Of course, this entire problem could be solved if there was a way to accurately differentiate between speech coming from the internal source (the laptop) and speech from the external source (a nearby Echo), but that’s another challenge altogether.
Moving ahead, I think there are a number of other ways to approach this problem, which may serve as good starting points for your own projects to create more robust and general models:
- Tensorflow.js also released PoseNet and using this could be an interesting approach. From the machines standpoint, tracking the position of the wrist, elbow and shoulder in the frame should be sufficient to make a prediction for most words. Finger positions tend to matter mostly when spelling something out.

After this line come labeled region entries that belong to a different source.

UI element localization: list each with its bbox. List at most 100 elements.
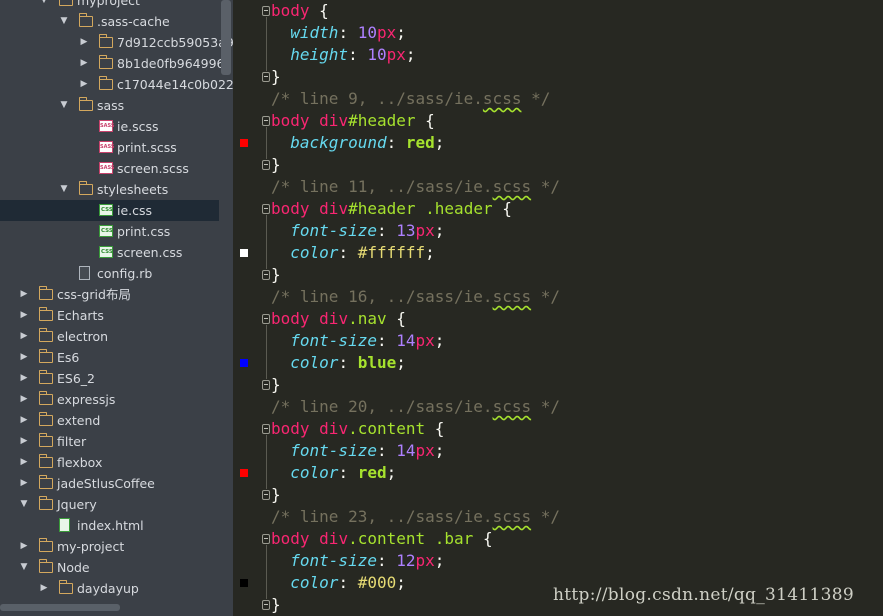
code-line[interactable]: body {: [271, 0, 883, 22]
code-line[interactable]: font-size: 14px;: [271, 440, 883, 462]
chevron-down-icon[interactable]: ▼: [58, 95, 70, 116]
tree-folder[interactable]: ▶ Echarts: [0, 305, 219, 326]
chevron-right-icon[interactable]: ▶: [38, 578, 50, 599]
code-line[interactable]: /* line 11, ../sass/ie.scss */: [271, 176, 883, 198]
tree-folder[interactable]: ▼ Node: [0, 557, 219, 578]
horizontal-scrollbar[interactable]: [0, 604, 120, 611]
fold-close-icon[interactable]: [262, 72, 270, 82]
tree-file[interactable]: index.html: [0, 515, 219, 536]
tree-folder[interactable]: ▶ Es6: [0, 347, 219, 368]
tree-file[interactable]: config.rb: [0, 263, 219, 284]
fold-open-icon[interactable]: [262, 314, 270, 324]
tree-folder[interactable]: ▶ filter: [0, 431, 219, 452]
fold-open-icon[interactable]: [262, 116, 270, 126]
code-line[interactable]: /* line 20, ../sass/ie.scss */: [271, 396, 883, 418]
fold-open-icon[interactable]: [262, 6, 270, 16]
tree-folder[interactable]: ▶ jadeStlusCoffee: [0, 473, 219, 494]
chevron-right-icon[interactable]: ▶: [18, 473, 30, 494]
tree-folder[interactable]: ▼ Jquery: [0, 494, 219, 515]
fold-guide: [266, 127, 267, 159]
fold-open-icon[interactable]: [262, 204, 270, 214]
code-line[interactable]: /* line 9, ../sass/ie.scss */: [271, 88, 883, 110]
code-editor[interactable]: body { width: 10px; height: 10px;}/* lin…: [271, 0, 883, 616]
tree-folder[interactable]: ▼ .sass-cache: [0, 11, 219, 32]
chevron-right-icon[interactable]: ▶: [18, 452, 30, 473]
code-line[interactable]: /* line 16, ../sass/ie.scss */: [271, 286, 883, 308]
tree-item-label: print.css: [117, 224, 171, 239]
chevron-right-icon[interactable]: ▶: [18, 389, 30, 410]
code-line[interactable]: body div.nav {: [271, 308, 883, 330]
code-line[interactable]: font-size: 14px;: [271, 330, 883, 352]
code-line[interactable]: color: red;: [271, 462, 883, 484]
code-line[interactable]: }: [271, 154, 883, 176]
tree-folder[interactable]: ▶ c17044e14c0b022: [0, 74, 233, 95]
code-line[interactable]: body div.content {: [271, 418, 883, 440]
code-line[interactable]: }: [271, 374, 883, 396]
sidebar-scrollbar[interactable]: [221, 0, 231, 75]
chevron-right-icon[interactable]: ▶: [18, 368, 30, 389]
tree-folder[interactable]: ▶ my-project: [0, 536, 219, 557]
code-line[interactable]: body div.content .bar {: [271, 528, 883, 550]
tree-folder[interactable]: ▶ extend: [0, 410, 219, 431]
chevron-down-icon[interactable]: ▼: [18, 557, 30, 578]
chevron-down-icon[interactable]: ▼: [58, 179, 70, 200]
code-line[interactable]: background: red;: [271, 132, 883, 154]
folder-icon: [78, 97, 93, 111]
chevron-down-icon[interactable]: ▼: [38, 0, 50, 11]
chevron-right-icon[interactable]: ▶: [18, 431, 30, 452]
tree-file[interactable]: screen.css: [0, 242, 219, 263]
chevron-right-icon[interactable]: ▶: [18, 326, 30, 347]
chevron-right-icon[interactable]: ▶: [78, 74, 90, 95]
tree-file[interactable]: print.scss: [0, 137, 219, 158]
chevron-right-icon[interactable]: ▶: [78, 32, 90, 53]
code-line[interactable]: color: #ffffff;: [271, 242, 883, 264]
code-line[interactable]: }: [271, 66, 883, 88]
tree-folder[interactable]: ▶ expressjs: [0, 389, 219, 410]
tree-item-label: config.rb: [97, 266, 153, 281]
code-line[interactable]: color: blue;: [271, 352, 883, 374]
chevron-right-icon[interactable]: ▶: [18, 284, 30, 305]
code-line[interactable]: /* line 23, ../sass/ie.scss */: [271, 506, 883, 528]
tree-folder[interactable]: ▶ electron: [0, 326, 219, 347]
watermark: http://blog.csdn.net/qq_31411389: [553, 585, 854, 605]
tree-file[interactable]: ie.css: [0, 200, 219, 221]
tree-folder[interactable]: ▶ daydayup: [0, 578, 219, 599]
fold-close-icon[interactable]: [262, 600, 270, 610]
tree-folder[interactable]: ▶ ES6_2: [0, 368, 219, 389]
tree-file[interactable]: screen.scss: [0, 158, 219, 179]
code-line[interactable]: body div#header {: [271, 110, 883, 132]
tree-folder[interactable]: ▼ sass: [0, 95, 219, 116]
code-line[interactable]: }: [271, 484, 883, 506]
code-line[interactable]: font-size: 12px;: [271, 550, 883, 572]
tree-folder[interactable]: ▶ 7d912ccb59053a9: [0, 32, 233, 53]
fold-close-icon[interactable]: [262, 160, 270, 170]
code-line[interactable]: height: 10px;: [271, 44, 883, 66]
fold-close-icon[interactable]: [262, 380, 270, 390]
chevron-right-icon[interactable]: ▶: [18, 536, 30, 557]
fold-open-icon[interactable]: [262, 534, 270, 544]
tree-file[interactable]: ie.scss: [0, 116, 219, 137]
chevron-right-icon[interactable]: ▶: [78, 53, 90, 74]
code-line[interactable]: body div#header .header {: [271, 198, 883, 220]
tree-folder[interactable]: ▶ 8b1de0fb964996c: [0, 53, 231, 74]
code-line[interactable]: font-size: 13px;: [271, 220, 883, 242]
tree-file[interactable]: print.css: [0, 221, 219, 242]
tree-folder[interactable]: ▼ myproject: [0, 0, 219, 11]
chevron-down-icon[interactable]: ▼: [18, 494, 30, 515]
code-line[interactable]: }: [271, 264, 883, 286]
tree-folder[interactable]: ▼ stylesheets: [0, 179, 219, 200]
chevron-right-icon[interactable]: ▶: [18, 305, 30, 326]
tree-folder[interactable]: ▶ flexbox: [0, 452, 219, 473]
fold-guide: [266, 17, 267, 71]
fold-close-icon[interactable]: [262, 490, 270, 500]
fold-open-icon[interactable]: [262, 424, 270, 434]
chevron-down-icon[interactable]: ▼: [58, 11, 70, 32]
color-swatch-icon: [240, 249, 248, 257]
fold-close-icon[interactable]: [262, 270, 270, 280]
chevron-right-icon[interactable]: ▶: [18, 410, 30, 431]
sass-file-icon: [99, 141, 114, 153]
chevron-right-icon[interactable]: ▶: [18, 347, 30, 368]
tree-folder[interactable]: ▶ css-grid布局: [0, 284, 219, 305]
code-line[interactable]: width: 10px;: [271, 22, 883, 44]
tree-item-label: my-project: [57, 539, 125, 554]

- Using the CNN based approach (like the pacman example) might improve accuracy and make the model more resistant to translational invariances. It will also help to better generalize across different people. One could also include the ability to save a model or load a pre-trained Keras model, which is well documented. This would remove the need for training the system every time you restart the browser.
- Some combination of a CNN+RNN or PoseNet+RNN to consider the temporal features might lead to a bump in accuracy.

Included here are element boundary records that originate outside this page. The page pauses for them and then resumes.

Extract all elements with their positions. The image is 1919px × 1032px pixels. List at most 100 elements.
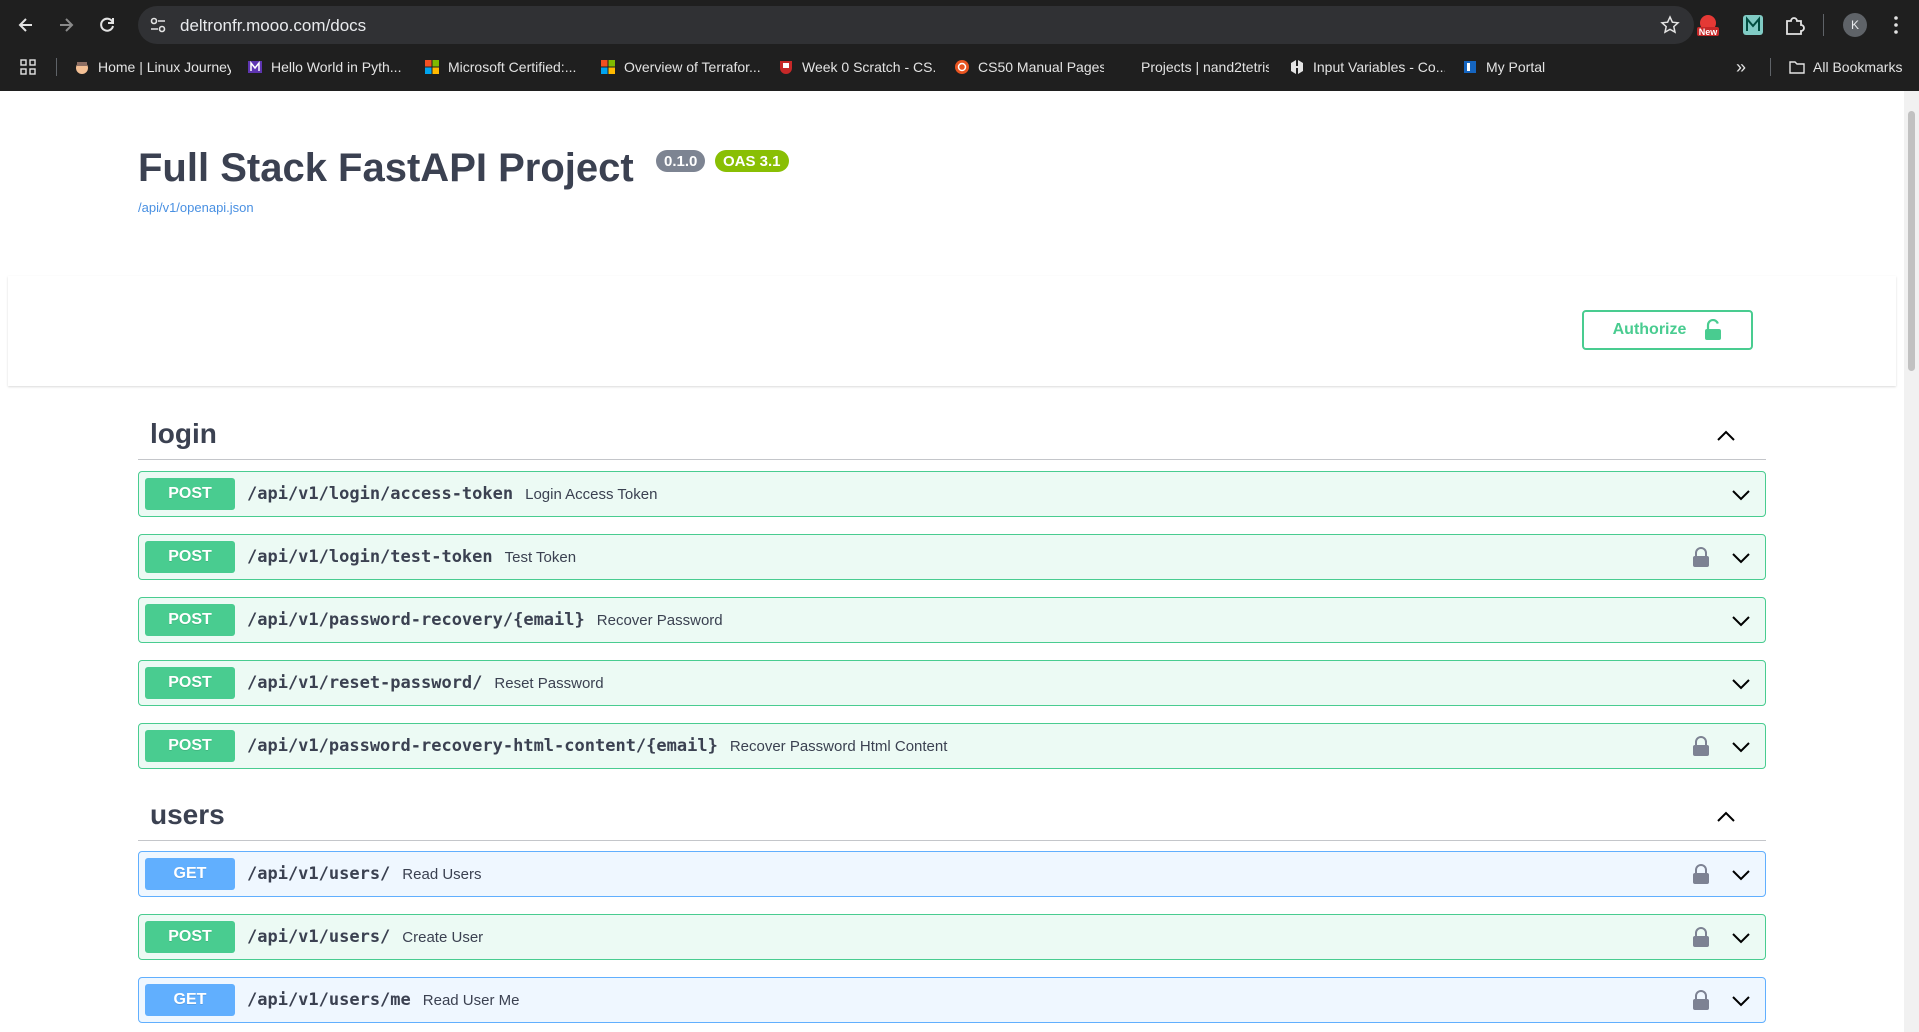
lock-icon[interactable] <box>1691 546 1711 568</box>
page-scrollbar[interactable] <box>1904 91 1919 1032</box>
tag-section-users: users GET /api/v1/users/ Read Users POST… <box>138 791 1766 1023</box>
tag-header-login[interactable]: login <box>138 410 1766 460</box>
bookmark-cs50-manual[interactable]: CS50 Manual Pages <box>954 50 1104 84</box>
bookmarks-divider-right <box>1770 58 1771 76</box>
opblock-login-access-token[interactable]: POST /api/v1/login/access-token Login Ac… <box>138 471 1766 517</box>
browser-chrome: deltronfr.mooo.com/docs New K Home | Lin… <box>0 0 1919 91</box>
lock-icon[interactable] <box>1691 735 1711 757</box>
url-text: deltronfr.mooo.com/docs <box>180 16 367 35</box>
extension-badge: New <box>1698 27 1718 37</box>
op-summary: Create User <box>402 928 484 946</box>
ubuntu-favicon <box>955 60 969 74</box>
extension-new-icon[interactable]: New <box>1696 13 1720 37</box>
more-bookmarks-button[interactable]: » <box>1736 50 1746 84</box>
harvard-favicon <box>780 61 792 74</box>
opblock-read-user-me[interactable]: GET /api/v1/users/me Read User Me <box>138 977 1766 1023</box>
method-badge: POST <box>145 730 235 762</box>
op-summary: Read Users <box>402 865 482 883</box>
op-path: /api/v1/password-recovery/{email} <box>247 610 585 630</box>
op-path: /api/v1/password-recovery-html-content/{… <box>247 736 718 756</box>
op-summary: Reset Password <box>494 674 604 692</box>
tag-header-users[interactable]: users <box>138 791 1766 841</box>
oas-badge: OAS 3.1 <box>715 150 789 172</box>
op-summary: Recover Password Html Content <box>729 737 948 755</box>
bookmarks-divider <box>56 58 57 76</box>
op-path: /api/v1/login/test-token <box>247 547 493 567</box>
site-settings-icon[interactable] <box>148 15 168 35</box>
toolbar-divider <box>1823 14 1824 36</box>
opblock-create-user[interactable]: POST /api/v1/users/ Create User <box>138 914 1766 960</box>
browser-toolbar: deltronfr.mooo.com/docs New K <box>0 0 1919 50</box>
extensions-puzzle-icon[interactable] <box>1782 13 1806 37</box>
apps-grid-icon <box>20 59 36 75</box>
op-summary: Login Access Token <box>525 485 658 503</box>
chevron-down-icon[interactable] <box>1729 546 1753 570</box>
lock-icon[interactable] <box>1691 926 1711 948</box>
op-path: /api/v1/users/ <box>247 864 391 884</box>
portal-favicon <box>1464 61 1476 73</box>
op-path: /api/v1/reset-password/ <box>247 673 483 693</box>
authorize-label: Authorize <box>1612 321 1687 338</box>
bookmark-microsoft-certified[interactable]: Microsoft Certified:... <box>424 50 582 84</box>
linux-journey-favicon <box>76 62 88 74</box>
microsoft-favicon <box>425 60 439 74</box>
profile-avatar[interactable]: K <box>1843 13 1867 37</box>
chevron-down-icon[interactable] <box>1729 926 1753 950</box>
bookmark-nand2tetris[interactable]: Projects | nand2tetris <box>1141 50 1269 84</box>
op-path: /api/v1/users/me <box>247 990 411 1010</box>
bookmark-week0-scratch[interactable]: Week 0 Scratch - CS... <box>778 50 935 84</box>
method-badge: GET <box>145 858 235 890</box>
method-badge: POST <box>145 604 235 636</box>
reload-button[interactable] <box>93 11 121 39</box>
arrow-left-icon <box>18 18 32 32</box>
lock-icon[interactable] <box>1691 863 1711 885</box>
opblock-password-recovery[interactable]: POST /api/v1/password-recovery/{email} R… <box>138 597 1766 643</box>
lock-icon[interactable] <box>1691 989 1711 1011</box>
forward-button[interactable] <box>52 11 80 39</box>
authorize-button[interactable]: Authorize <box>1582 310 1753 350</box>
bookmarks-bar: Home | Linux Journey Hello World in Pyth… <box>0 50 1919 91</box>
arrow-right-icon <box>60 18 74 32</box>
op-summary: Test Token <box>504 548 577 566</box>
apps-grid-button[interactable] <box>20 50 44 84</box>
chevron-up-icon[interactable] <box>1714 424 1738 448</box>
python-favicon <box>248 60 262 73</box>
bookmark-overview-terraform[interactable]: Overview of Terrafor... <box>600 50 760 84</box>
scrollbar-thumb[interactable] <box>1908 111 1915 371</box>
bookmark-hello-world-python[interactable]: Hello World in Pyth... <box>247 50 403 84</box>
bookmark-my-portal[interactable]: My Portal <box>1462 50 1562 84</box>
chevron-down-icon[interactable] <box>1729 735 1753 759</box>
op-path: /api/v1/users/ <box>247 927 391 947</box>
tag-section-login: login POST /api/v1/login/access-token Lo… <box>138 410 1766 769</box>
method-badge: POST <box>145 921 235 953</box>
bookmark-star-icon[interactable] <box>1660 15 1680 35</box>
method-badge: POST <box>145 667 235 699</box>
folder-icon <box>1789 61 1805 74</box>
reload-icon <box>100 17 114 32</box>
chevron-up-icon[interactable] <box>1714 805 1738 829</box>
bookmark-linux-journey[interactable]: Home | Linux Journey <box>74 50 231 84</box>
chevron-down-icon[interactable] <box>1729 672 1753 696</box>
browser-menu-icon[interactable] <box>1884 13 1908 37</box>
tag-name: users <box>150 799 225 830</box>
microsoft-favicon <box>601 60 615 74</box>
extension-m-icon[interactable] <box>1741 13 1765 37</box>
address-bar[interactable]: deltronfr.mooo.com/docs <box>138 6 1694 44</box>
opblock-login-test-token[interactable]: POST /api/v1/login/test-token Test Token <box>138 534 1766 580</box>
hashicorp-favicon <box>1291 60 1303 74</box>
all-bookmarks-button[interactable]: All Bookmarks <box>1789 50 1902 84</box>
op-summary: Recover Password <box>596 611 723 629</box>
chevron-down-icon[interactable] <box>1729 483 1753 507</box>
chevron-down-icon[interactable] <box>1729 989 1753 1013</box>
opblock-password-recovery-html[interactable]: POST /api/v1/password-recovery-html-cont… <box>138 723 1766 769</box>
opblock-read-users[interactable]: GET /api/v1/users/ Read Users <box>138 851 1766 897</box>
op-path: /api/v1/login/access-token <box>247 484 514 504</box>
tag-name: login <box>150 418 217 449</box>
back-button[interactable] <box>12 11 40 39</box>
opblock-reset-password[interactable]: POST /api/v1/reset-password/ Reset Passw… <box>138 660 1766 706</box>
method-badge: POST <box>145 541 235 573</box>
openapi-json-link[interactable]: /api/v1/openapi.json <box>138 200 254 215</box>
chevron-down-icon[interactable] <box>1729 609 1753 633</box>
chevron-down-icon[interactable] <box>1729 863 1753 887</box>
bookmark-input-variables[interactable]: Input Variables - Co... <box>1289 50 1445 84</box>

- Use the newer reusable kNN classifier that’s included in tensorflow.js.
Since I first posted this project, it’s been shared extensively on social media, written about across the press and even Amazon implemented an accessibility feature (Tap to Alexa) on the Echo Show for those who might find it hard to speak. While I have no evidence if my project led to them implementing the feature (the timing is highly coincidental) it would be super cool if it did. I hope in the future, Amazon Show or other camera & screen based voice assistants, build this functionality right in. To me that’s probably the ultimate use case of what this prototype showed and holds the ability to open up these devices to millions of new people.
Cutting down the complexity of the network and settling on a simple architecture to create my prototype definitely helped to quickly get this project out there. My aim was not to solve the entire sign language to text problem. Rather, it was to initiate a conversation around inclusive design, present machine learning in an approachable light, and to inspire people to explore this problem space — something I hope this project achieved.